À droite comme à gauche, on a sévèrement critiqué l'administration Bush, puis celle d'Obama, pour avoir allongé des centaines de milliards de fonds publics pour sauver certaines institutions financières et l'industrie automobile américaine lors de la crise de 2008-2009.

Mais deux ans plus tard, il faut être obtus ou aveugle pour ne pas constater que ces programmes ont permis d'éviter un désastre. de plus, les pertes pour les contribuables annoncées au départ pourraient se révéler finalement être des gains.

Dernière en date, la compagnie Chrysler annonce qu'elle a remboursé l'essentiel de sa dette aux gouvernements des États-Unis, du Canada et de l'Ontario. Elle vient de remettre 5,1 G$ au gouvernement américain tandis que 1,6 G$ ont été retournés à Ottawa et Toronto. Dans les deux cas, Chrysler a aussi payé des intérêts sur les prêts qui lui avaient été faits par les gouvernements. Aux États-Unis, depuis deux ans, Washington a obtenu 1,5 G$ US de Chrysler en intérêts et frais divers, dont 865 M$ US lors de l'opération survenue ce mardi.

Ces remboursements surviennent environ six ans avant le délai qui avait été convenu avec les deux pays pour remettre les sommes empruntées. Chrysler a pu procéder plus rapidement parce que, redevenue rentable, elle était en mesure de trouver maintenant preneur pour ses titres de dette sur le marché.

Comme Chrysler, General Motors a remboursé une grande partie de sa dette à Washington, sans compter que le gouvernement américain possède encore des millions d'actions des deux géants de l'automobile.  Photo d'archives Reuters

Sur les 12,5 G$ US que Washington s'était engagé à accorder à Chrysler pour assurer sa survie à la fin de 2008, il reste une somme d'environ 1,9 G$ à recevoir. Le Trésor américain, qui conserve une participation de 6,6 % en actions ordinaires de Chrylser, ne s'attend toutefois pas à récupérer tout le solde restant. La compagnie prévoit procéder éventuellement à une émission publique d'actions mais le prix sera probablement insuffisant pour permettre au gouvernement de tout récupérer.

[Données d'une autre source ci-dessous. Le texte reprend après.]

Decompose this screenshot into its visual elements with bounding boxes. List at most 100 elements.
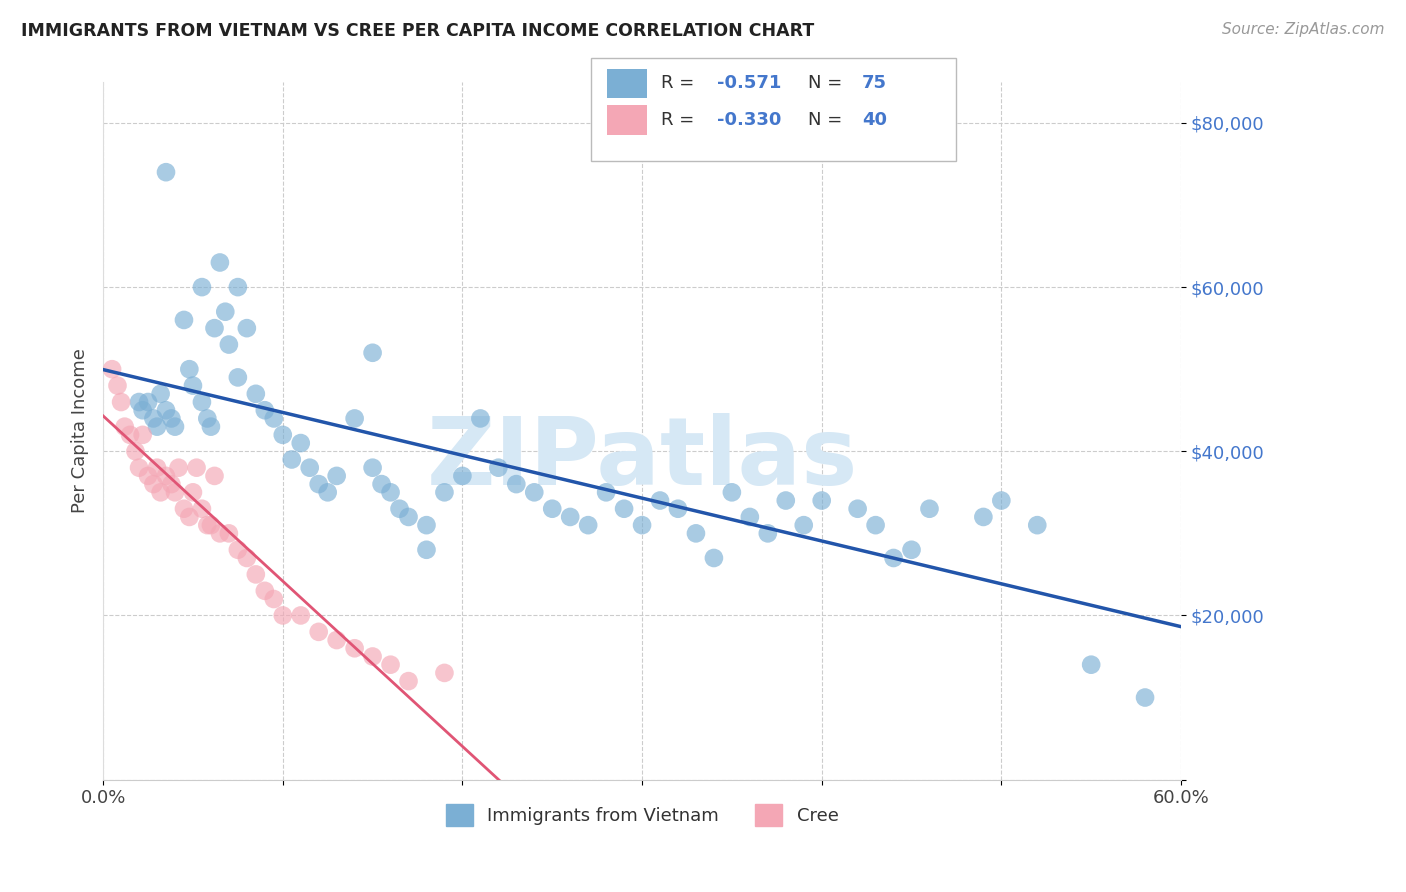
Text: IMMIGRANTS FROM VIETNAM VS CREE PER CAPITA INCOME CORRELATION CHART: IMMIGRANTS FROM VIETNAM VS CREE PER CAPI… [21,22,814,40]
Point [308,477,330,491]
Point [380,485,402,500]
Point [195,411,218,425]
Point [236,321,259,335]
Point [136,469,159,483]
Point [1133,690,1156,705]
Point [101,362,124,376]
Point [245,567,267,582]
Point [131,428,153,442]
Point [361,460,384,475]
Point [398,674,420,689]
Point [200,518,222,533]
Point [810,493,832,508]
Point [703,551,725,566]
Point [163,485,186,500]
Point [308,624,330,639]
Point [181,485,204,500]
Point [142,411,165,425]
Point [245,387,267,401]
Point [263,411,285,425]
Point [146,460,169,475]
Point [361,345,384,359]
Point [173,501,195,516]
Point [316,485,339,500]
Point [900,542,922,557]
Point [204,321,226,335]
Point [325,633,347,648]
Text: R =: R = [661,74,700,93]
Point [415,518,437,533]
Point [370,477,392,491]
Point [631,518,654,533]
Point [107,378,129,392]
Point [271,428,294,442]
Point [124,444,146,458]
Point [505,477,527,491]
Point [160,477,183,491]
Point [648,493,671,508]
Point [415,542,437,557]
Point [155,165,177,179]
Text: 40: 40 [862,111,887,129]
Point [114,419,136,434]
Point [173,313,195,327]
Point [110,395,132,409]
Point [685,526,707,541]
Point [756,526,779,541]
Point [236,551,259,566]
Point [131,403,153,417]
Point [200,419,222,434]
Legend: Immigrants from Vietnam, Cree: Immigrants from Vietnam, Cree [439,797,845,833]
Point [595,485,617,500]
Point [398,510,420,524]
Point [191,395,214,409]
Point [1026,518,1049,533]
Point [149,387,172,401]
Point [208,255,231,269]
Point [191,501,214,516]
Point [214,304,236,318]
Point [433,665,456,680]
Point [226,280,249,294]
Point [361,649,384,664]
Point [208,526,231,541]
Point [290,608,312,623]
Point [721,485,744,500]
Point [128,395,150,409]
Point [263,592,285,607]
Point [1080,657,1102,672]
Point [167,460,190,475]
Point [560,510,582,524]
Point [290,436,312,450]
Point [576,518,599,533]
Point [226,542,249,557]
Text: Source: ZipAtlas.com: Source: ZipAtlas.com [1222,22,1385,37]
Point [523,485,546,500]
Point [343,641,366,656]
Point [128,460,150,475]
Point [181,378,204,392]
Point [226,370,249,384]
Point [380,657,402,672]
Point [883,551,905,566]
Point [271,608,294,623]
Point [155,403,177,417]
Point [155,469,177,483]
Point [775,493,797,508]
Point [388,501,411,516]
Point [186,460,208,475]
Point [191,280,214,294]
Point [470,411,492,425]
Point [343,411,366,425]
Text: N =: N = [808,111,848,129]
Point [120,428,142,442]
Point [325,469,347,483]
Point [666,501,689,516]
Point [298,460,321,475]
Point [163,419,186,434]
Text: -0.571: -0.571 [717,74,782,93]
Point [918,501,941,516]
Point [990,493,1012,508]
Point [204,469,226,483]
Point [541,501,564,516]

Néanmoins, au rythme où vont les choses, les pertes nettes pour le gouvernement américain découlant du programme TARP (pour Troubled Asset Relief Program) seront infiniment plus minces que ce que plusieurs craignaient à l'origine.

Du côté de l'industrie automobile, l'autre géant qui avait obtenu de l'aide pour éviter une faillite certaine, General Motors, a également remboursé une partie de ce qui lui avait été consenti en 2008. À la suite d'une émission d'actions et du rachat d'actions privilégiées, le gouvernement américain a récupéré 23,1 G$ sur les 49,5 G$ qui avaient été consentis à GM. Washington détient encore plus de 500 millions d'actions de l'entreprise qui, à un peu plus de 30$ US pièce actuellement, valent quelque 15 G$ US.

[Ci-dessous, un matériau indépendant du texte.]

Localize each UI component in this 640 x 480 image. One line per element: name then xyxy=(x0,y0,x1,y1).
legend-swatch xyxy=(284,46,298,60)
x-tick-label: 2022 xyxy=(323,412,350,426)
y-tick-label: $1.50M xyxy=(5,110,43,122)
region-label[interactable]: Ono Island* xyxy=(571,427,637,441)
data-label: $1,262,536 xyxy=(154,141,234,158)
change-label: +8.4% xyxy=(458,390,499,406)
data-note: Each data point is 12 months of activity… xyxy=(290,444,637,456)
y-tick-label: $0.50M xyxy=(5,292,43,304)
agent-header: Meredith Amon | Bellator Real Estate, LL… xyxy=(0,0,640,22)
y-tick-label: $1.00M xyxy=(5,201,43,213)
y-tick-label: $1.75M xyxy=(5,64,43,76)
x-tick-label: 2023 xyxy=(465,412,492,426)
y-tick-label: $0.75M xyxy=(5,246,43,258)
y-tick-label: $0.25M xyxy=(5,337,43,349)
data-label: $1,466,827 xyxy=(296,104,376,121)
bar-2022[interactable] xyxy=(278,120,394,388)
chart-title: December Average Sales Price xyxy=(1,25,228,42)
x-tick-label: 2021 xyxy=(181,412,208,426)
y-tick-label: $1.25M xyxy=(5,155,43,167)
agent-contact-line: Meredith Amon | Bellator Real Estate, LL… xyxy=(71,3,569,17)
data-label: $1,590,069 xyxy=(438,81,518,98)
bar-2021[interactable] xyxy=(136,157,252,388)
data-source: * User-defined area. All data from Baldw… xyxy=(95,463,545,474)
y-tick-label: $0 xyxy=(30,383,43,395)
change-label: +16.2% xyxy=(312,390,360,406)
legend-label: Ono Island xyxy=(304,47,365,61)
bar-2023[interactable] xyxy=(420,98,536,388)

Du profit avec les banques

S'il reste encore de l'argent à récupérer du côté des deux constructeurs automobiles, du côté des banques, le gouvernement américain a commencé à faire des profits. En effet, selon les plus récentes données du Département du Trésor, le volet du TARP destiné aux banques a coûté 245 G$. Or, la semaine dernière, le gouvernement américain avait récupéré 252 G$ sous forme de capital, dividendes, intérêts et autres frais. C'est 7 G$ de plus que ce qui avait été consenti. Selon le Trésor, la portion bancaire du TARP devrait produire des gains qui totaliseront ultimement 20 G$.

Évidemment, tout n'est pas parfait. Le sauvetage de l'assureur AIG - qui avait utilisée de manière démente l'effet de levier et les produits dérivés dans les années 2000 - de même que des prêteurs hypothécaires Fannie Mae et Freddie Mac coûtera plusieurs dizaines de milliards au gouvernement américain. Malgré cela, la plus récente analyse de la facture finale de tous ces programmes d'aide, incluant les interventions de la Réserve fédérale, laisse croire que toute l'opération se solderait par un gain à terme approchant les 24 G$.

Et on ne parle pas ici des centaines de milliers d'emplois qui ont été préservés, du fait que la crise financière n'a pas débouché sur une autre Grande dépression, comme dans les années 30. Juste dans le secteur automobile, on estime que la survie de GM et Chrysler a permis de sauver environ un million d'emplois.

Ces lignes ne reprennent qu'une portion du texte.